AG Defends California Insurance Commissioner’s Regulatory Move

November 2, 2016

The California Supreme Court heard oral arguments this week, during which the Attorney General’s office in suit filed by the insurance industry defended a regulatory move by Insurance Dave Jones.

The regulation was developed under Commissioner Steve Poizner and issued by Commissioner Dave Jones to address a perceived problem faced by some homeowners whose homes were damaged or destroyed in the Oakland Hills and other fires and then they found themselves underinsured.

This is because the replacement cost estimates from their insurers left out key elements of the cost to rebuild their homes, according to Jones.

In an attempt to offer artificially low premiums and compete unfairly for business, insurers removed certain elements of the actual estimated-replacement, which left homeowners without sufficient coverage to rebuild their homes, Jones alleges.

Jones said regulation requires home insurers when providing a replacement-cost estimate to provide a complete estimate of the cost of replacing a home so homeowners know how much insurance they should buy.

Insurers sued the commissioner to block the regulation.

The Association of California Insurance Companies and the Personal Insurance Federation of California see the case as an example of a growing trend where regulators overreach their mandates.

According to the groups, this regulatory overreach trend is driving up costs for insurers and their customers in addition to impairing insurers’ ability to effectively serve their customers.

The regulation, which was adopted in 2010 and went into effect in 2011, established specific requirements governing replacement-cost estimates and decreed that any estimate not conforming to those requirements be deemed a misleading communication in violation of the Unfair Insurance Practices Act.

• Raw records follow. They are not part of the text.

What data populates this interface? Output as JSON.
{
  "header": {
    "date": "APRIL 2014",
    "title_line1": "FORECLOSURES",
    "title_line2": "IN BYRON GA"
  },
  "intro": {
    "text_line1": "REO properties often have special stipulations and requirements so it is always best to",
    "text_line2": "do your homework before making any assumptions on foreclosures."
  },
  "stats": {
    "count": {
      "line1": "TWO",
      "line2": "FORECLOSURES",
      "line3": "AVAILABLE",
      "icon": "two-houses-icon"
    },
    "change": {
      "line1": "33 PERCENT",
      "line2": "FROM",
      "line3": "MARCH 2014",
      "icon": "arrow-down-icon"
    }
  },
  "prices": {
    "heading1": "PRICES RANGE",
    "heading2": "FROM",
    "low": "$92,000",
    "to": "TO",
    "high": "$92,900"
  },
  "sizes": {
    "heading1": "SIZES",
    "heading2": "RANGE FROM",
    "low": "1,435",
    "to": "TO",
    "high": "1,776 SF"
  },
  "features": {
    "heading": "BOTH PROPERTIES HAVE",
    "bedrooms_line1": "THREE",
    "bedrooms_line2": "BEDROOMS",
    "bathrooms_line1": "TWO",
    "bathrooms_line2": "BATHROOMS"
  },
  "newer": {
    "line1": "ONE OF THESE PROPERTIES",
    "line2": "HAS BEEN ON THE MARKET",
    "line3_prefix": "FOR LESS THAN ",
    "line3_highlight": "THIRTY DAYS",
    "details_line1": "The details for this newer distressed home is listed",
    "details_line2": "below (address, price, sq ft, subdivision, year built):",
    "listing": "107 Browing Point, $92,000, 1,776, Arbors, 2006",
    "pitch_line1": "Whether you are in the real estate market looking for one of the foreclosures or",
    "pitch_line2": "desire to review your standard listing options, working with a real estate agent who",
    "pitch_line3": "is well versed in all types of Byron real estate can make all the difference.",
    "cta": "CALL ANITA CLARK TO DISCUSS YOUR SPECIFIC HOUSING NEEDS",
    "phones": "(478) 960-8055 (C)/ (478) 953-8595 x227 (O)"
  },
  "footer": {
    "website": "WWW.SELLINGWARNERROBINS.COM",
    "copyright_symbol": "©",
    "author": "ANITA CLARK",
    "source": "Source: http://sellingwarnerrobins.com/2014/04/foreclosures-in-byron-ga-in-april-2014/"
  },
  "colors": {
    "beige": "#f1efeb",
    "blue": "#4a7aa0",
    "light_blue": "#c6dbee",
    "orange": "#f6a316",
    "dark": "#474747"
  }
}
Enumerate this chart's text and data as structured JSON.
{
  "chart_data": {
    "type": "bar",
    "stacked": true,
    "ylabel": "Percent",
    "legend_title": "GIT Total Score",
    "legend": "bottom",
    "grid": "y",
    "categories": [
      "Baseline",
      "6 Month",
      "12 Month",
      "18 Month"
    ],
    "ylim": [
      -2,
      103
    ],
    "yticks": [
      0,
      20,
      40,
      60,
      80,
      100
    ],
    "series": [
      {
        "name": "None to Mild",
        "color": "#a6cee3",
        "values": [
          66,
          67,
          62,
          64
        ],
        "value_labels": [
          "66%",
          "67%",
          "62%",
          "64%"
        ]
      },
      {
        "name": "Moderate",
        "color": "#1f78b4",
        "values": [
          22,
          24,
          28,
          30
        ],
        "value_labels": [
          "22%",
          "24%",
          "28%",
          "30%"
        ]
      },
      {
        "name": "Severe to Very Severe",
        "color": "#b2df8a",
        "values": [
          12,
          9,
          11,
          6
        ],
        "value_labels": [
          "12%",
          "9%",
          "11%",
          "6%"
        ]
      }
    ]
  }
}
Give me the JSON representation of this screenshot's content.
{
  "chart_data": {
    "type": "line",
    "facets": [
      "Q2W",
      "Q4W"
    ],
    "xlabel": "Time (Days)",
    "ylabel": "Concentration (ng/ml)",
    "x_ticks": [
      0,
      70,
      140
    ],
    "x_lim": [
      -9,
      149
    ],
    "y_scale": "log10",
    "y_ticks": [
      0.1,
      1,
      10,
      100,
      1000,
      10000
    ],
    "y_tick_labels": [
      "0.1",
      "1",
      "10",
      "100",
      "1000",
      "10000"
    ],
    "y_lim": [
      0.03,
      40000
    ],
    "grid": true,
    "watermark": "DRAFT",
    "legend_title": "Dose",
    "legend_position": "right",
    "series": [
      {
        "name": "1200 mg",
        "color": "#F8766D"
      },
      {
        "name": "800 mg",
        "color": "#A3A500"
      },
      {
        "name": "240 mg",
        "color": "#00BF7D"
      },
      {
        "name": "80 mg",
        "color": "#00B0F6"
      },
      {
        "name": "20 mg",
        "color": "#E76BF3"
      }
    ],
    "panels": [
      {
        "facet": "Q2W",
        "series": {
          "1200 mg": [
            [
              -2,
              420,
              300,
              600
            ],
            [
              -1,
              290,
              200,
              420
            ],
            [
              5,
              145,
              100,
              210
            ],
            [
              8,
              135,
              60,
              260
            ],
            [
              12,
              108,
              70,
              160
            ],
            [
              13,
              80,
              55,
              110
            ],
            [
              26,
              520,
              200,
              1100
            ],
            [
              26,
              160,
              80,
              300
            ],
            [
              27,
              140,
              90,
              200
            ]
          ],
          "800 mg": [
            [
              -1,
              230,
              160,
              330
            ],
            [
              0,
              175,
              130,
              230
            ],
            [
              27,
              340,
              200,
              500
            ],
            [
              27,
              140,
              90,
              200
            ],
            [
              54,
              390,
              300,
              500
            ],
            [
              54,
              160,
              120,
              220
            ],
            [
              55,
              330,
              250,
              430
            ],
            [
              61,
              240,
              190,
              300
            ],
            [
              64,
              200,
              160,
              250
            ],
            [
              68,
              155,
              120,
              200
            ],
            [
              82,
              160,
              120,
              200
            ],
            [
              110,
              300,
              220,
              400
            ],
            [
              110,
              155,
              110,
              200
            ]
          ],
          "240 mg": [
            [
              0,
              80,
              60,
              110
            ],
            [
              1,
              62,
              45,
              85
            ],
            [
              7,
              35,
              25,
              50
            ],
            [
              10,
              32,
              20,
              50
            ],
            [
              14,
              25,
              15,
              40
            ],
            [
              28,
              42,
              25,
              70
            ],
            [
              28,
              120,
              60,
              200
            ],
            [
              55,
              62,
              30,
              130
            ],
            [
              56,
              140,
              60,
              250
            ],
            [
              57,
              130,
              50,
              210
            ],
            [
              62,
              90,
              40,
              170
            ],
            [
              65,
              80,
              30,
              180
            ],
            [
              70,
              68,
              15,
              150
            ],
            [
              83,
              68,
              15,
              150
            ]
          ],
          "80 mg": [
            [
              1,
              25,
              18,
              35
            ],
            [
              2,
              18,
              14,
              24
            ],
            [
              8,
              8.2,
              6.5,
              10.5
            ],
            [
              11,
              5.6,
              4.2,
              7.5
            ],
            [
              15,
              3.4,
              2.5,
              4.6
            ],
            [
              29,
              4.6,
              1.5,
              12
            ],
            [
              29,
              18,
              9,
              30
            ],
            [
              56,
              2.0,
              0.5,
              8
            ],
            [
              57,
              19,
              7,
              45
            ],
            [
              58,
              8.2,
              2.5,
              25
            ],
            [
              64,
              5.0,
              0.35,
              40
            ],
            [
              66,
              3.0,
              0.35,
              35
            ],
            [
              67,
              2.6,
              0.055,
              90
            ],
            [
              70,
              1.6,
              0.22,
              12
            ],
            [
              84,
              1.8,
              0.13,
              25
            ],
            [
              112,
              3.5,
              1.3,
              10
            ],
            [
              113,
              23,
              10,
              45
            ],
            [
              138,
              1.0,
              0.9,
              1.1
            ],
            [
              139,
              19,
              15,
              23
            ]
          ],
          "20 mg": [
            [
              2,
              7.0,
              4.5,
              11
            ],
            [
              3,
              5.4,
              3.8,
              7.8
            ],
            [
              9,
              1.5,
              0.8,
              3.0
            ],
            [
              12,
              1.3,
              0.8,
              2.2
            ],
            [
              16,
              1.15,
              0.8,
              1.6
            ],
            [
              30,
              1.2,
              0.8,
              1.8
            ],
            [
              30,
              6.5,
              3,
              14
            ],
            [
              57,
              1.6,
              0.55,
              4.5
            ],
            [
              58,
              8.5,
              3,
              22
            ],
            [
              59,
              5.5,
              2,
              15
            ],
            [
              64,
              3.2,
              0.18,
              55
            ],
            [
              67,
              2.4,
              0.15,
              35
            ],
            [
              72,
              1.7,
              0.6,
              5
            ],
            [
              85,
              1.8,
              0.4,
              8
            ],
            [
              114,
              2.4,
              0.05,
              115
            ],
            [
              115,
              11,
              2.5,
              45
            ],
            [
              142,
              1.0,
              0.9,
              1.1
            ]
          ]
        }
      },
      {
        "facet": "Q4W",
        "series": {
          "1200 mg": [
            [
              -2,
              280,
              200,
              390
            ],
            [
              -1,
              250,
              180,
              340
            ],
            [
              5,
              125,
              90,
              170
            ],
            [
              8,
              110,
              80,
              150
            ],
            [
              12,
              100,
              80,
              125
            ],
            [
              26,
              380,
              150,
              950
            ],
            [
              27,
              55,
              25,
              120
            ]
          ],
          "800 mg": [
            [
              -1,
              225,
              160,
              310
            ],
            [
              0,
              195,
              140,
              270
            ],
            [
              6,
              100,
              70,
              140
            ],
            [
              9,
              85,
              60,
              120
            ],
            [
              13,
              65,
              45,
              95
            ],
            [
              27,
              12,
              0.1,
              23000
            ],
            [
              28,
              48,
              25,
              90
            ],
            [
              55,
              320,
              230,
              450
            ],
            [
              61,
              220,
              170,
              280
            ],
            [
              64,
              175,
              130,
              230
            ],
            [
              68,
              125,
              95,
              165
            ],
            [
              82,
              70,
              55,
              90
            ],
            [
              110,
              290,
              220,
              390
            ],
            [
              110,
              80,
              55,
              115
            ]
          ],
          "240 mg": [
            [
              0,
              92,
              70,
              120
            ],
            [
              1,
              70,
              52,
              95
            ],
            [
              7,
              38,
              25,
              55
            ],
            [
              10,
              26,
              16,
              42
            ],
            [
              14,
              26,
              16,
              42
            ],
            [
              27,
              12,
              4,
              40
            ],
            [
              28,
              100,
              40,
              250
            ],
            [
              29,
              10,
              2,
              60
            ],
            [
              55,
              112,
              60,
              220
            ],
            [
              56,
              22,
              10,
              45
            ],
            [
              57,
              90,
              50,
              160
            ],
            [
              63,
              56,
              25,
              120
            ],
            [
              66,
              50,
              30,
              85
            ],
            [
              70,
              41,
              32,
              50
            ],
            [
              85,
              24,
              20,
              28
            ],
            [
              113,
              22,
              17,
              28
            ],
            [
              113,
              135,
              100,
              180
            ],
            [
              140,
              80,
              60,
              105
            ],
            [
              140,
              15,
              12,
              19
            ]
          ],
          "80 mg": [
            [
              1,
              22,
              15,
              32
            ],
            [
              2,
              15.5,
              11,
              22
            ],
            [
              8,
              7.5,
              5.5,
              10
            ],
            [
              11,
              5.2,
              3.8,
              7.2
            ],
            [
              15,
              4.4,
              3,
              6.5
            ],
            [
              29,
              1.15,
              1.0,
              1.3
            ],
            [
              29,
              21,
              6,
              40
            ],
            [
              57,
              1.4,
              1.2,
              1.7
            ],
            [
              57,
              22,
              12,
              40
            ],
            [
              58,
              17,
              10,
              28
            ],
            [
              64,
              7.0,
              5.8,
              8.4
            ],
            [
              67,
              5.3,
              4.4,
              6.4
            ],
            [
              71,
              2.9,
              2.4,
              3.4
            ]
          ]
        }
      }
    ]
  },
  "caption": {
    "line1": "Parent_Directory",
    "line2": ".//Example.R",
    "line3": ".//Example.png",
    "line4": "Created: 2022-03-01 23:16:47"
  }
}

ACIC and the PIFC filed suit against the CDI of Insurance in 2011 alleging that the Department lacked authority to promulgate the regulation.

Jones noted that the Attorney General feels different.

“The Attorney General’s office noted that the Department of Insurance is expressly authorized to issue regulations to protect consumers, and this regulation falls within that express authority as well as within the authority of a long line of cases supporting rulemaking by governmental agencies like the California Department of Insurance,” Jones said in a statement.